A while back we shared lab sample images from this new premium pocket camera, but I've now had an opportunity to get out into the field and gather some real-world sample images, as well. As mentioned, the GR IIIx maintains the same super-compact form factor as its wide-angler GR III sibling. Walking around trails and through town with this camera is a breeze, as it's easily small enough to slide into a back pocket or jacket pocket -- despite the large APS-C sensor. It's quite impressive that they can fit such a large sensor into a camera this small!
The new lens consists of 7 elements in 5 groups and includes 2 aspherical lens elements. The maximum aperture remains a bright f/2.8, just in earlier models, and can stop down all the way to f/16. In addition to the standard 40mm-eq field of view, the camera features two different crop modes to give a bit more shooting versatility: a 50mm mode that results in a 15-megapixel image size and a 107mm crop mode (using the new optional Teleconversion Lens GT-2 adapter) for a 7.5-megapixel resulting image. (Note: We did not have the new teleconverter lens adapter to test.)
Besides the new lens, the imaging pipeline is essentially unchanged from the "regular" GR III. The camera ports a 24-megapixel APS-C sensor with no optical low-pass filter paired with Ricohs's latest GR ENGINE 6 processor and accelerator unit. The camera's ISO range spans ISO 100-102400, which is its native ISO range -- there are no expanded ISOs.

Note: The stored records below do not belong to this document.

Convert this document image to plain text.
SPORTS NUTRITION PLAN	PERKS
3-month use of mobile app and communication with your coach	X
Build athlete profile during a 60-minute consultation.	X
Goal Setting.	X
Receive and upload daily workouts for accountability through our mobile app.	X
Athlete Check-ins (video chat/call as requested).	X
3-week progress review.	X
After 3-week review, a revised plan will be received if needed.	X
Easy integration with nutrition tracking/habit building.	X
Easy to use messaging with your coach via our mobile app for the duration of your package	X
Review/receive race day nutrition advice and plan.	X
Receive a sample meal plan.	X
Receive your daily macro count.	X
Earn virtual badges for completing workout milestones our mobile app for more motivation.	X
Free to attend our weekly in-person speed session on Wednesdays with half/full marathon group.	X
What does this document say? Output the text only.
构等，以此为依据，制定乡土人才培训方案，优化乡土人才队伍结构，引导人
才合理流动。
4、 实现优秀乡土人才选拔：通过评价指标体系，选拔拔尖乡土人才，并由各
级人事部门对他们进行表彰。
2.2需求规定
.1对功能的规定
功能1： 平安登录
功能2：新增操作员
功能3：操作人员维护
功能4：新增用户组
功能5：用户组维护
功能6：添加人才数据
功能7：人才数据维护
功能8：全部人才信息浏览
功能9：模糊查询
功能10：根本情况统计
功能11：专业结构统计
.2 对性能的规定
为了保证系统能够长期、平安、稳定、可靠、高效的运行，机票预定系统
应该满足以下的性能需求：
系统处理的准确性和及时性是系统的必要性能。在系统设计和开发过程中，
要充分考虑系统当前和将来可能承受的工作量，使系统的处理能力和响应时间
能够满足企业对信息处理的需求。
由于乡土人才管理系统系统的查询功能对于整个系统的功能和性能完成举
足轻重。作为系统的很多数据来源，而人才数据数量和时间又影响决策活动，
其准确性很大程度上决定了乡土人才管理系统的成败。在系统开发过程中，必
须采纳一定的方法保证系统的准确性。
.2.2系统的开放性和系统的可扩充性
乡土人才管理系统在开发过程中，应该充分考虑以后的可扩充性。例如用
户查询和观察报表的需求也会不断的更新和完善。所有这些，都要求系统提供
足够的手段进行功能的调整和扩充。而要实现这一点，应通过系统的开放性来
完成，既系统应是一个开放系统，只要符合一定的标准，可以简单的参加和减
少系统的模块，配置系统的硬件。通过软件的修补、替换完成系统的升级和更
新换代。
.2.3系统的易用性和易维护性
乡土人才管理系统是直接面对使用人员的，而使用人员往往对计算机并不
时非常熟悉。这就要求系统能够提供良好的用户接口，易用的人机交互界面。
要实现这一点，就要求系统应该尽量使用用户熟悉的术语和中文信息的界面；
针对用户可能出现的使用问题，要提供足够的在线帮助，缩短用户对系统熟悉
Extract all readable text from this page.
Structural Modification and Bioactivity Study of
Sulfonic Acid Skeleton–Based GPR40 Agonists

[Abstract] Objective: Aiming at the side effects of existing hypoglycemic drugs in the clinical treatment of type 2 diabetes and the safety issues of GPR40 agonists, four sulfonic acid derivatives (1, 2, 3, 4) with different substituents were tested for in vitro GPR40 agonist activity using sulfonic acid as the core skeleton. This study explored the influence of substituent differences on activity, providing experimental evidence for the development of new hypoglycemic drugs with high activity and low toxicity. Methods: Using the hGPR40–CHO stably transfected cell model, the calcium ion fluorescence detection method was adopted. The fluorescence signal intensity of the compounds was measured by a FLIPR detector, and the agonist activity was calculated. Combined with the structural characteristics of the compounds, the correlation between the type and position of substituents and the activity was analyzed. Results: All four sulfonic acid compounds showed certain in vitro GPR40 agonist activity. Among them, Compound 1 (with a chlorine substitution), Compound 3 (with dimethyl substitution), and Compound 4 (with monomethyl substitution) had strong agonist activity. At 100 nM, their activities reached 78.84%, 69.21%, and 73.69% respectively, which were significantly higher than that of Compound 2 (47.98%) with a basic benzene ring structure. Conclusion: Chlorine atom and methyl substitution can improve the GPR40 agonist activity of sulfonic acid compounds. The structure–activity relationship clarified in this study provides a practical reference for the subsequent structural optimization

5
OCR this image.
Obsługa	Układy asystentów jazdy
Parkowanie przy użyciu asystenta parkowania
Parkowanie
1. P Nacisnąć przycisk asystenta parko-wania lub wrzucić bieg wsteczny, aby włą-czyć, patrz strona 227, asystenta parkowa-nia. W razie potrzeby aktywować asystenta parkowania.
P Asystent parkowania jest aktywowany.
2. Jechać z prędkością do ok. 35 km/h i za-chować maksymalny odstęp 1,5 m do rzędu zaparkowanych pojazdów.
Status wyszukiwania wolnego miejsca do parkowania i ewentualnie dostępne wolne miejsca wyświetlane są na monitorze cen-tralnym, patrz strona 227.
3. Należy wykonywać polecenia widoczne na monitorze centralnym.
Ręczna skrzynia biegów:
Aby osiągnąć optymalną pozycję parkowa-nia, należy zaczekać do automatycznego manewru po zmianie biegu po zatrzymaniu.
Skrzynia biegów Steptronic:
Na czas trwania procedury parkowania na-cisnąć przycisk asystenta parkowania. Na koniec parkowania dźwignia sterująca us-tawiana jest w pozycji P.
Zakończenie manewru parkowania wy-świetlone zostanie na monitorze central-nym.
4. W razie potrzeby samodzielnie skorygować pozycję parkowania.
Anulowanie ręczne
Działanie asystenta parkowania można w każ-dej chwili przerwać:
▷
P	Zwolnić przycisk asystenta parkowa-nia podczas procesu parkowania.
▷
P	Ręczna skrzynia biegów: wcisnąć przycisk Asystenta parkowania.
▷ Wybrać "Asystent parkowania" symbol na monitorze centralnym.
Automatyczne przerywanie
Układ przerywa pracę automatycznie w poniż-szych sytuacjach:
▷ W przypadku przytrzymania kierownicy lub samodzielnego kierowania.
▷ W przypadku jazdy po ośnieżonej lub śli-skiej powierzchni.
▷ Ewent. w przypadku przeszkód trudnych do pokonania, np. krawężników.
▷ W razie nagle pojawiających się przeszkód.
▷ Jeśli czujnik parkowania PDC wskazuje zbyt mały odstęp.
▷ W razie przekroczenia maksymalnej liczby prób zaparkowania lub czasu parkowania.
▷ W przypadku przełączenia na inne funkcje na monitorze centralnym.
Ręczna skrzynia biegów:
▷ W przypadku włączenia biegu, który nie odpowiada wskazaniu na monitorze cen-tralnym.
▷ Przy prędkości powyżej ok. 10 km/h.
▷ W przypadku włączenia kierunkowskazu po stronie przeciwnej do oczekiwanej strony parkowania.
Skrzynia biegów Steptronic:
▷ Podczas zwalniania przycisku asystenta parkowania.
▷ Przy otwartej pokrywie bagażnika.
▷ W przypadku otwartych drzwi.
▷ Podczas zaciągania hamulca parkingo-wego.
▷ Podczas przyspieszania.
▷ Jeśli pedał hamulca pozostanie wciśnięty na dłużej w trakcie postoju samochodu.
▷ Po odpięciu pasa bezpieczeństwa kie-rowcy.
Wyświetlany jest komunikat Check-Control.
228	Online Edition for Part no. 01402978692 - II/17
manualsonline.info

The camera also captures 14-bit RAW filters and features body-based image stabilization, rated for up to 4-stops of correction. In addition to just keeping things steady in low-light or when just shooting with slower shutter speeds, the built-in Shake Reduction allows for an on-demand optical low-pass filter simulator mode that moves the sensor ever-so-slightly to mimic the effect an OLPF and thus supressing any moiré and aliasing artifacts.